Ceridian also today reported that it had completed the previously contemplated repatriation of accumulated foreign earnings under the American Jobs Creation Act of 2004 (AJCA), as had been discussed by the Company in its Form 10-Q filing for the third quarter of 2005. Accordingly, in December 2005 the Company's Canadian subsidiary declared and paid a gross dividend (before withholding taxes and other statutory holdbacks) of $130 million. The repatriation was funded primarily through on-hand cash balances and, to a lesser extent, bank borrowings by the Company's Canadian subsidiary. The funds received will be deployed under a qualified investment plan as defined by the AJCA.

Ceridian Corporation (www.ceridian.com) is an information services company serving businesses and employees in the United States, Canada and Europe.
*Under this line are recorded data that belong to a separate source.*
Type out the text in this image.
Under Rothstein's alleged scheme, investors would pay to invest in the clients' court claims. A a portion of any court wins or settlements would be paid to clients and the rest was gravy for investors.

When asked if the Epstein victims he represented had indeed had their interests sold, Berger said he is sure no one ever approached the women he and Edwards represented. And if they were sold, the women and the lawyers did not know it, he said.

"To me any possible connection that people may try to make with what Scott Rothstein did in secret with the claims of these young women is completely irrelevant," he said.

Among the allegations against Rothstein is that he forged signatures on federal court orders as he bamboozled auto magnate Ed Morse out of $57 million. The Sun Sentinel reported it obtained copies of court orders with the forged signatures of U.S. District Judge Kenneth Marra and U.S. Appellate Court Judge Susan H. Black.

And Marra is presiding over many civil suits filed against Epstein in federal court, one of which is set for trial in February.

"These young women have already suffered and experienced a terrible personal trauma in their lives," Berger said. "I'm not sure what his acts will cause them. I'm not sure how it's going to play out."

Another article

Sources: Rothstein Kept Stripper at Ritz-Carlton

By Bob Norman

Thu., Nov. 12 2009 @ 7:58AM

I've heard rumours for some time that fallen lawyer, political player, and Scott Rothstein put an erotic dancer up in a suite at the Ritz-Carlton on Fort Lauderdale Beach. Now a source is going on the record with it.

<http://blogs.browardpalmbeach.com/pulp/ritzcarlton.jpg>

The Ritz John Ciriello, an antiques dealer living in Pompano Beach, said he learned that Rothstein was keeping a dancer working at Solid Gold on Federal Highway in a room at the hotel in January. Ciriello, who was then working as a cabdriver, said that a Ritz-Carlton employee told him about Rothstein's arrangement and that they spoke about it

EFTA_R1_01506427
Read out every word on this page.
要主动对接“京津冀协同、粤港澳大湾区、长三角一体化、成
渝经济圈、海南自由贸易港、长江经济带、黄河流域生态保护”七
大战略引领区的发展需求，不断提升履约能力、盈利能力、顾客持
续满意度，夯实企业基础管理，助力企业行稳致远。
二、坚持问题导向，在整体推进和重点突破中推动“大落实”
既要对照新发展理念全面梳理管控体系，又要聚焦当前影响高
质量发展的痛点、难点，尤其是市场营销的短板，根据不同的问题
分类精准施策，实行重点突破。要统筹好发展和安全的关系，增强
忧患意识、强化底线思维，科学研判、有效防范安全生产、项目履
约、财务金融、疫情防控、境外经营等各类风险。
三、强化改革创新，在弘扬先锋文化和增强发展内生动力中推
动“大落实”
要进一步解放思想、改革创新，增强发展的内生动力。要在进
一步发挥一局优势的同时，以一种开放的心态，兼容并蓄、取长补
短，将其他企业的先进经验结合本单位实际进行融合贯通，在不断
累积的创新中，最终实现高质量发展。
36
Ceridian is one of the top human resources outsourcing companies in each of its markets, and offers a broad range of human resource services, including payroll, benefits administration, tax compliance, HR information systems and employee advisory programs. Through its Comdata subsidiary, Ceridian is a major payment processor and issuer of credit cards, debit cards and stored value cards, primarily for the trucking and retail industries in the United States.

This press release contains forward-looking statements within the meaning of the Private Securities Litigation Reform Act of 1995. The statements regarding Ceridian Corporation contained in this release that are not historical in nature, particularly those that utilize terminology such as "may," "will," "should," "likely," "expects," "anticipates," "estimates," "believes" or "plans," or comparable terminology, are forward-looking statements based on current expectations and assumptions, and entail various risks and uncertainties that could cause actual results to differ materially from those expressed in such forward-looking statements. Important factors known to Ceridian that could cause such material differences are identified and discussed from time to time in Ceridian's filings with the Securities and Exchange Commission, including matters arising from the SEC investigation, the prior restatements of our financial statements, the investigation conducted by the Audit Committee, the pending shareholder litigation, the failure to timely comply with Section 404 of the Sarbanes-Oxley Act of 2002, volatility associated with Comdata's fuel price derivative contracts and those factors which are discussed in Ceridian's Annual Report on Form 10-K, for the year ended December 31, 2004, which factors are also incorporated herein by reference.

Ceridian undertakes no obligation to correct or update any forward-looking statements, whether as a result of new information, future events or otherwise. You are advised, however, to consult any future disclosure Ceridian makes on related subjects in future reports to the SEC.